Türkiye’de yaşanan istihdam sorunu, eğitimin e-öğrenme dönüşümünü de olumsuz etkilemektedir. Otomasyonlardan kaynaklı öğretim görevlilerinin işsiz kalma kaygısı, bu konuda bir sınırlılık olarak ele alınabilir (Oral, 2005). Ayrıca belirli kurumlarda istihdam edilen öğreticilerin de farklı bir bakış açısıyla; ders materyallerinin sayısallaşması sürecinde, dersi kontrol altında tutamama kaygısı ve kontrolün yönetime geçmesi fobisi de bir sorun olarak ele alınabilir (Halis, 2001). Hala bireylerin bilgisayar kullanımından korkmaları da olumsuz bir etki olarak düşünülebilir. Bu tür durumların e-öğrenmeye geçişte sorunlar yaratacağı açıktır.

Bazı durumlarda devlet desteği alamayan kurumların, otomasyon yazılım giderlerini kurum çalışanlarına yansıtmak durumunda kalışı, İlk ve ortaöğretim düzeyinde bilgisayar laboratuarlarının oluşturulması veya güncelleştirilmesi için yöneticilerin zaman zaman velilere yönelmek durumunda kalmaları, Türkiye’nin bilinen gerçekleri arasındadır. Bu tür durumlar ne yazık ki, bilgi toplumu olabilmede önemli ivme kazandırabilecek e-öğrenmenin önemini ciddi boyutta gizleyebilmektedir.

Henüz çok sınırlı sayıda olan internet temelli öğretim yazılımlarının istenilen düzeyde eğitsel özellikler taşımaması, bu tür yazılımların daha çok araştırma amaçlı kullanılması ve araştırma bitiminde işlevini kaybetmesi, e-öğrenmenin yaygınlaştırılması açısından önemli engeller olarak değerlendirilebilir. Eğitsel amaçlı tasarımlanan, ancak birçok açıdan eğitsel yönü bulunmayan internet temelli yazılımlardan beklenen verimin alınamaması, genel anlamda e-öğrenmenin etkili olamayışı şeklinde yorumlanabilmektedir. Bu durumun süreç içerisinde öğrenciler üzerinde olumsuz etkiler doğurabileceği düşünülmektedir. Dolayısıyla, başarısız olmanın doğurabileceği sonuçlar ve ebeveynler üzerinde oluşabilecek olası tedirginlikler, e-öğrenmeye ilişkin algıları da olumsuz etkileyebilecektir, denilebilir..
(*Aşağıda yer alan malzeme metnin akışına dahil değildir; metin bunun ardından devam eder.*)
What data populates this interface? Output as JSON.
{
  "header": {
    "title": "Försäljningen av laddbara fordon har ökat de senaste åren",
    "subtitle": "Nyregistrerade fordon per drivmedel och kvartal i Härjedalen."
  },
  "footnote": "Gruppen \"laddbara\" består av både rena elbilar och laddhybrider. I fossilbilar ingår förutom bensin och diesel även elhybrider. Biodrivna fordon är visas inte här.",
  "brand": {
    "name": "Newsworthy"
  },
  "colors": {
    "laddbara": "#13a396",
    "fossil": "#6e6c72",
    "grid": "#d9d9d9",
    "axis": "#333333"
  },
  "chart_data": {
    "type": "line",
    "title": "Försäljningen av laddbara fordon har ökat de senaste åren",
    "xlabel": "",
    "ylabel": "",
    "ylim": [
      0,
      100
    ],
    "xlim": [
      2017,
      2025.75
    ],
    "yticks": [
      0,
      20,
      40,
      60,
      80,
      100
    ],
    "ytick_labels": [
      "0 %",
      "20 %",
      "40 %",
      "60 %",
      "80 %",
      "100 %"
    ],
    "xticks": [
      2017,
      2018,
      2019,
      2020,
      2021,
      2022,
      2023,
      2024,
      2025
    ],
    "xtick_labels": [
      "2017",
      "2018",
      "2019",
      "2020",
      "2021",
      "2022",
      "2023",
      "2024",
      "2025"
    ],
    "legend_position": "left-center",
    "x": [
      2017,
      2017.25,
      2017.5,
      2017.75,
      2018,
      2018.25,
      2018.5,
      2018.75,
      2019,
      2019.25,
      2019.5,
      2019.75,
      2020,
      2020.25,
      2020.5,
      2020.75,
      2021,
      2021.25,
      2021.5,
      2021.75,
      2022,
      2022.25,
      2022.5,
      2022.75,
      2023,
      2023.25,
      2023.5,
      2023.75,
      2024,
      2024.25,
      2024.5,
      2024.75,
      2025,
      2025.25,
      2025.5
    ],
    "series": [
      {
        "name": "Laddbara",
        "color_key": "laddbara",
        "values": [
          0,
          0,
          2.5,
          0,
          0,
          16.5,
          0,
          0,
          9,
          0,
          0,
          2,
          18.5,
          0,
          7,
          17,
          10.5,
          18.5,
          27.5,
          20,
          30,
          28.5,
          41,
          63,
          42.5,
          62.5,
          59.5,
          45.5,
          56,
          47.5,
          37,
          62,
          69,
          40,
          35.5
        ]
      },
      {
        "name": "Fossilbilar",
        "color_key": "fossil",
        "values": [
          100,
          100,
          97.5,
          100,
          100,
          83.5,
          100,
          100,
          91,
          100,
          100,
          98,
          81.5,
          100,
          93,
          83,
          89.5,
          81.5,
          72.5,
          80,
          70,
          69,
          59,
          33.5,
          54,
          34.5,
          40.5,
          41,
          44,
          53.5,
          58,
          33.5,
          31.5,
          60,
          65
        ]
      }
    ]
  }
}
Toplumun e-öğrenmeye ilişkin bilinç düzeyinin çok sınırlı olması, internet ortamının sunduğu olanaklardan haberdar olmaması, interneti genellikle sohbet, elektronik posta ve oyun aracı olarak algılaması ve/veya bu yönde kullanma eğiliminde olması, e-öğrenmenin yaygınlaşması açısından bir başka sorun olarak karşımıza çıkmaktadır. Son zamanlarda “internet ortamında izlenme (spy)” korkusu yine bireylerin e-öğrenmedeki çevrimiçi iletişimini olumsuz etkileyebilecek bir durumdur.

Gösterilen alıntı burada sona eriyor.